Posted on Apr 16, 2019

04-14-2019

It was some time ago that I spent time with a dying man.
He was heavily drugged to kill the pain but when he was lucid he told me stories about his life.
He was the only and oldest son of six children. He had moved away from home, all the way across the country, while his sisters were quite young. And even though he came home for weddings and anniversaries, and a week each summer, he never really knew his sisters, they were strangers to each other.
When he had gotten ill this last time his sisters had been called and told he was dying. They all came to him, and since he had no other relatives or friends nearby, they stayed to take care of him. They changed his bed pan,  wiped him after every mouthful because he often choked and spit up his food. They wiped his nose, his eyes when he cried, and changed his sheets when he soiled them.
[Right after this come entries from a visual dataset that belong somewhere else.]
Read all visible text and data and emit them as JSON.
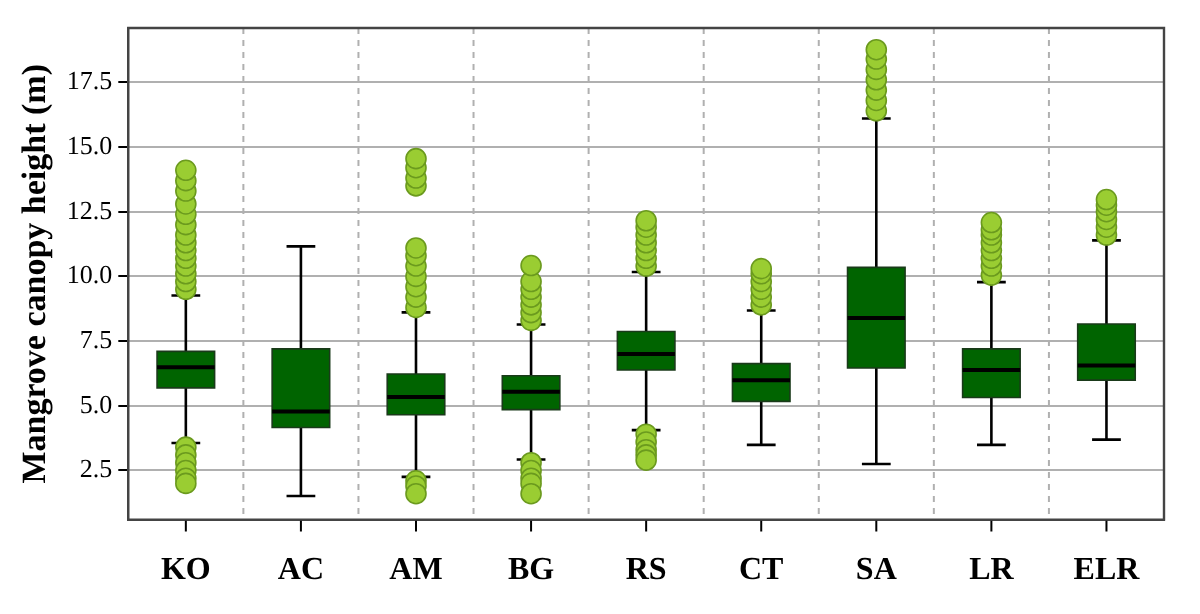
{
  "chart_data": {
    "type": "box",
    "ylabel": "Mangrove canopy height (m)",
    "categories": [
      "KO",
      "AC",
      "AM",
      "BG",
      "RS",
      "CT",
      "SA",
      "LR",
      "ELR"
    ],
    "series": [
      {
        "color": "#006400",
        "boxes": [
          {
            "low": 3.56,
            "q1": 5.69,
            "median": 6.49,
            "q3": 7.1,
            "high": 9.26,
            "outliers": [
              9.5,
              9.8,
              10.1,
              10.4,
              10.7,
              11.0,
              11.3,
              11.6,
              12.0,
              12.4,
              12.8,
              13.3,
              13.7,
              14.1,
              3.4,
              3.1,
              2.8,
              2.5,
              2.2,
              2.0
            ]
          },
          {
            "low": 1.51,
            "q1": 4.16,
            "median": 4.78,
            "q3": 7.2,
            "high": 11.16
          },
          {
            "low": 2.25,
            "q1": 4.65,
            "median": 5.34,
            "q3": 6.23,
            "high": 8.61,
            "outliers": [
              8.8,
              9.2,
              9.6,
              10.0,
              10.4,
              10.8,
              11.1,
              13.5,
              13.8,
              14.2,
              14.55,
              2.1,
              1.9,
              1.6
            ]
          },
          {
            "low": 2.92,
            "q1": 4.85,
            "median": 5.54,
            "q3": 6.16,
            "high": 8.14,
            "outliers": [
              8.3,
              8.6,
              8.9,
              9.2,
              9.5,
              9.8,
              10.42,
              2.8,
              2.5,
              2.2,
              2.0,
              1.6
            ]
          },
          {
            "low": 4.06,
            "q1": 6.38,
            "median": 7.0,
            "q3": 7.87,
            "high": 10.17,
            "outliers": [
              10.4,
              10.7,
              11.0,
              11.3,
              11.6,
              11.9,
              12.15,
              3.9,
              3.6,
              3.3,
              3.1,
              2.9
            ]
          },
          {
            "low": 3.49,
            "q1": 5.17,
            "median": 5.99,
            "q3": 6.63,
            "high": 8.68,
            "outliers": [
              8.9,
              9.2,
              9.5,
              9.8,
              10.1,
              10.3
            ]
          },
          {
            "low": 2.75,
            "q1": 6.46,
            "median": 8.39,
            "q3": 10.35,
            "high": 16.1,
            "outliers": [
              16.4,
              16.8,
              17.2,
              17.6,
              18.0,
              18.4,
              18.76
            ]
          },
          {
            "low": 3.49,
            "q1": 5.32,
            "median": 6.38,
            "q3": 7.2,
            "high": 9.78,
            "outliers": [
              10.05,
              10.4,
              10.7,
              11.0,
              11.3,
              11.6,
              11.8,
              12.08
            ]
          },
          {
            "low": 3.69,
            "q1": 5.99,
            "median": 6.56,
            "q3": 8.16,
            "high": 11.39,
            "outliers": [
              11.6,
              11.9,
              12.2,
              12.5,
              12.75,
              12.97
            ]
          }
        ]
      }
    ],
    "ylim": [
      0.6,
      19.6
    ],
    "yticks": [
      2.5,
      {
        "value": 5,
        "label": "5.0"
      },
      7.5,
      {
        "value": 10,
        "label": "10.0"
      },
      12.5,
      {
        "value": 15,
        "label": "15.0"
      },
      17.5
    ],
    "grid": true,
    "marker": "circle",
    "legend": false
  }
}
As the man talked he said: “They are so good to me, they do for me what I never did for them, what I never could do for them, they are strangers to me and yet they act as if they love me. Father, is this what God is like?”
The obvious answer was yes, but the more truthful answer was,  “I don’t know, I hope so.”
So much of my imagining about God is based on hope, rather than certainty. I hope God is more forgiving than I have ever been; I hope God understands me better than I understand myself; I hope God loves simply, honestly, and deeply, as I don’t think I have ever been able to do. I stumble along with my hopes, my imaginings of God,  and maybe that is what you do too?
And maybe that is why we come here year after year,to listen to the same story,to watch the same man suffer and die,to grope our way toward God,because Jesus is our best hope for meeting God,even if he tells us that the only way to do it, is to die.
That scares me.But I come back each year,and so do you.There must be some truth, some certainty here,which my heart and yours has not yet grasped.